Meski pada sisi lain, jika kita melihat dalam realitas dunia modern saat ini, justru lebih banyak wanita yang keluar rumah untuk menuju banyak tempat, seperti pasar, kampus, kantor, lapangan, tempat wisata dan lain sebagainya dari pada yang menuju masjid. Sehingga kadang terbersit pernyataan dalam hati, apakah mungkin sepinya masjid dari kaum wanita –sementara ke tempat-tempat lain banyak wanita-  karena memahami adanya larangan secara khusus bagi mereka untuk ke masjid ?

DIBOLEHKAN ATAU DILARANG ?
 Jika kita mencermati dalam Al-Quran maupun Hadits, jelas tidak pernah disebutkan larangan bagi wanita untuk sholat di masjid. Justru yang ada adalah anjuran atau perintah kepada para suami untuk tidak melarang istri-istri mereka ke masjid. Rasulullah SAW bersabda : “Janganlah kalian melarang istri-istri kalian untuk pergi ke masjid.” (HR. Ahmad dan Abu Daud). 
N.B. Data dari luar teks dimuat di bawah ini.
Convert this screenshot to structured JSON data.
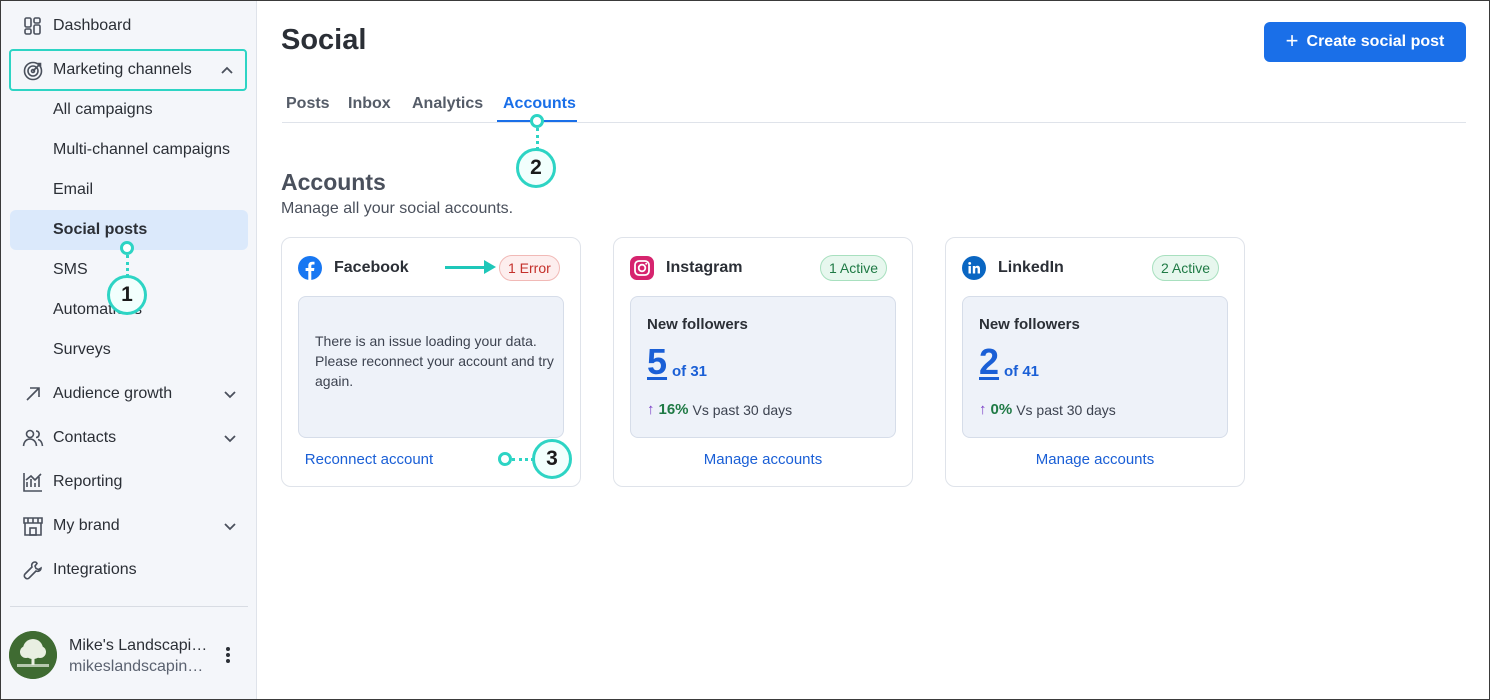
{
  "sidebar": {
    "top_items": [
      {
        "label": "Dashboard",
        "icon": "dashboard-icon"
      },
      {
        "label": "Marketing channels",
        "icon": "target-icon"
      }
    ],
    "sub_items": [
      {
        "label": "All campaigns"
      },
      {
        "label": "Multi-channel campaigns"
      },
      {
        "label": "Email"
      },
      {
        "label": "Social posts"
      },
      {
        "label": "SMS"
      },
      {
        "label": "Automations"
      },
      {
        "label": "Surveys"
      }
    ],
    "bottom_items": [
      {
        "label": "Audience growth",
        "icon": "arrow-up-right-icon"
      },
      {
        "label": "Contacts",
        "icon": "contacts-icon"
      },
      {
        "label": "Reporting",
        "icon": "reporting-icon"
      },
      {
        "label": "My brand",
        "icon": "store-icon"
      },
      {
        "label": "Integrations",
        "icon": "wrench-icon"
      }
    ],
    "profile": {
      "name": "Mike's Landscaping",
      "email": "mikeslandscaping@example.com"
    }
  },
  "header": {
    "title": "Social",
    "create_button": "Create social post"
  },
  "tabs": [
    {
      "label": "Posts"
    },
    {
      "label": "Inbox"
    },
    {
      "label": "Analytics"
    },
    {
      "label": "Accounts"
    }
  ],
  "accounts": {
    "title": "Accounts",
    "subtitle": "Manage all your social accounts.",
    "cards": [
      {
        "name": "Facebook",
        "badge": "1 Error",
        "error_text": "There is an issue loading your data. Please reconnect your account and try again.",
        "link": "Reconnect account"
      },
      {
        "name": "Instagram",
        "badge": "1 Active",
        "stat_label": "New followers",
        "stat_value": "5",
        "stat_of": "of 31",
        "trend_pct": "16%",
        "trend_text": "Vs past 30 days",
        "link": "Manage accounts"
      },
      {
        "name": "LinkedIn",
        "badge": "2 Active",
        "stat_label": "New followers",
        "stat_value": "2",
        "stat_of": "of 41",
        "trend_pct": "0%",
        "trend_text": "Vs past 30 days",
        "link": "Manage accounts"
      }
    ]
  },
  "annotations": [
    "1",
    "2",
    "3"
  ],
  "colors": {
    "accent": "#1a6fe8",
    "callout": "#2dd4c4",
    "error": "#c4302b",
    "active": "#1f7a45"
  }
}
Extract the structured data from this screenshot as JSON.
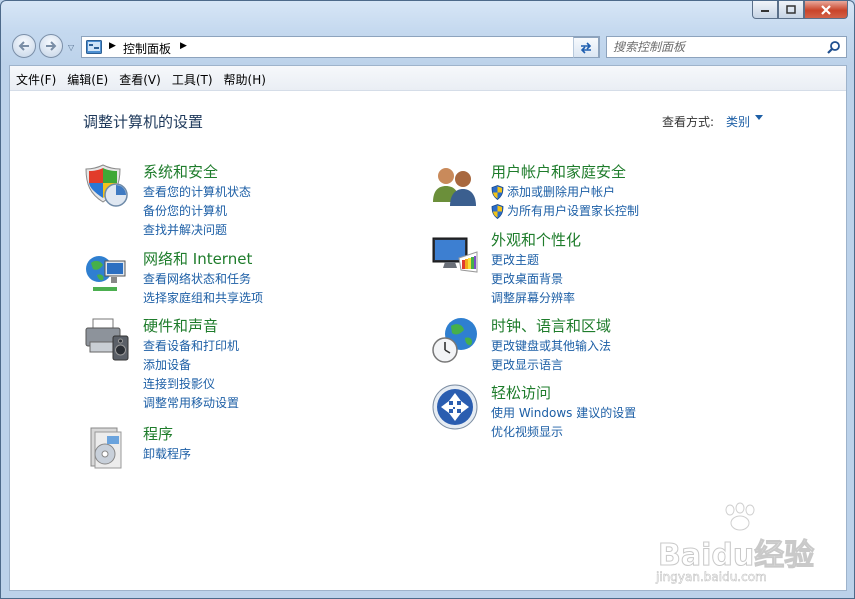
{
  "window": {
    "close_symbol": "x"
  },
  "address": {
    "crumb": "控制面板",
    "search_placeholder": "搜索控制面板"
  },
  "menu": [
    "文件(F)",
    "编辑(E)",
    "查看(V)",
    "工具(T)",
    "帮助(H)"
  ],
  "page": {
    "title": "调整计算机的设置",
    "view_by_label": "查看方式:",
    "view_by_value": "类别"
  },
  "categories": [
    {
      "title": "系统和安全",
      "icon": "shield-icon",
      "links": [
        "查看您的计算机状态",
        "备份您的计算机",
        "查找并解决问题"
      ]
    },
    {
      "title": "网络和 Internet",
      "icon": "globe-network-icon",
      "links": [
        "查看网络状态和任务",
        "选择家庭组和共享选项"
      ]
    },
    {
      "title": "硬件和声音",
      "icon": "printer-icon",
      "links": [
        "查看设备和打印机",
        "添加设备",
        "连接到投影仪",
        "调整常用移动设置"
      ]
    },
    {
      "title": "程序",
      "icon": "programs-icon",
      "links": [
        "卸载程序"
      ]
    },
    {
      "title": "用户帐户和家庭安全",
      "icon": "users-icon",
      "links": [
        "添加或删除用户帐户",
        "为所有用户设置家长控制"
      ]
    },
    {
      "title": "外观和个性化",
      "icon": "monitor-palette-icon",
      "links": [
        "更改主题",
        "更改桌面背景",
        "调整屏幕分辨率"
      ]
    },
    {
      "title": "时钟、语言和区域",
      "icon": "clock-globe-icon",
      "links": [
        "更改键盘或其他输入法",
        "更改显示语言"
      ]
    },
    {
      "title": "轻松访问",
      "icon": "ease-of-access-icon",
      "links": [
        "使用 Windows 建议的设置",
        "优化视频显示"
      ]
    }
  ],
  "watermark": {
    "text": "Baidu经验",
    "url": "jingyan.baidu.com"
  }
}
Dan hal itulah yang terjadi pada masyarakat madinah jaman Rasulullah SAW, dimana para wanita juga turut sholat berjamaah di masjid. Ada beberapa riwayat yang menunjukkan kaum wanita di masa Rasulullah SAW, mengikuti sholat berjamaah di masjid, salah satunya yang paling jelas adalah riwayat dari Aisyah ra, dimana beliau mengatakan : “Mereka wanita-wanita Mukminah menghadiri shalat shubuh bersama Rasulullah SAW dalam keadaan berselimut dengan kain-kain mereka. Kemudian para wanita itu kembali ke rumah-rumah mereka hingga mereka (selesai) menunaikan shalat tanpa ada seorangpun yang mengenali mereka karena masih gelap.” (HR. Bukhari )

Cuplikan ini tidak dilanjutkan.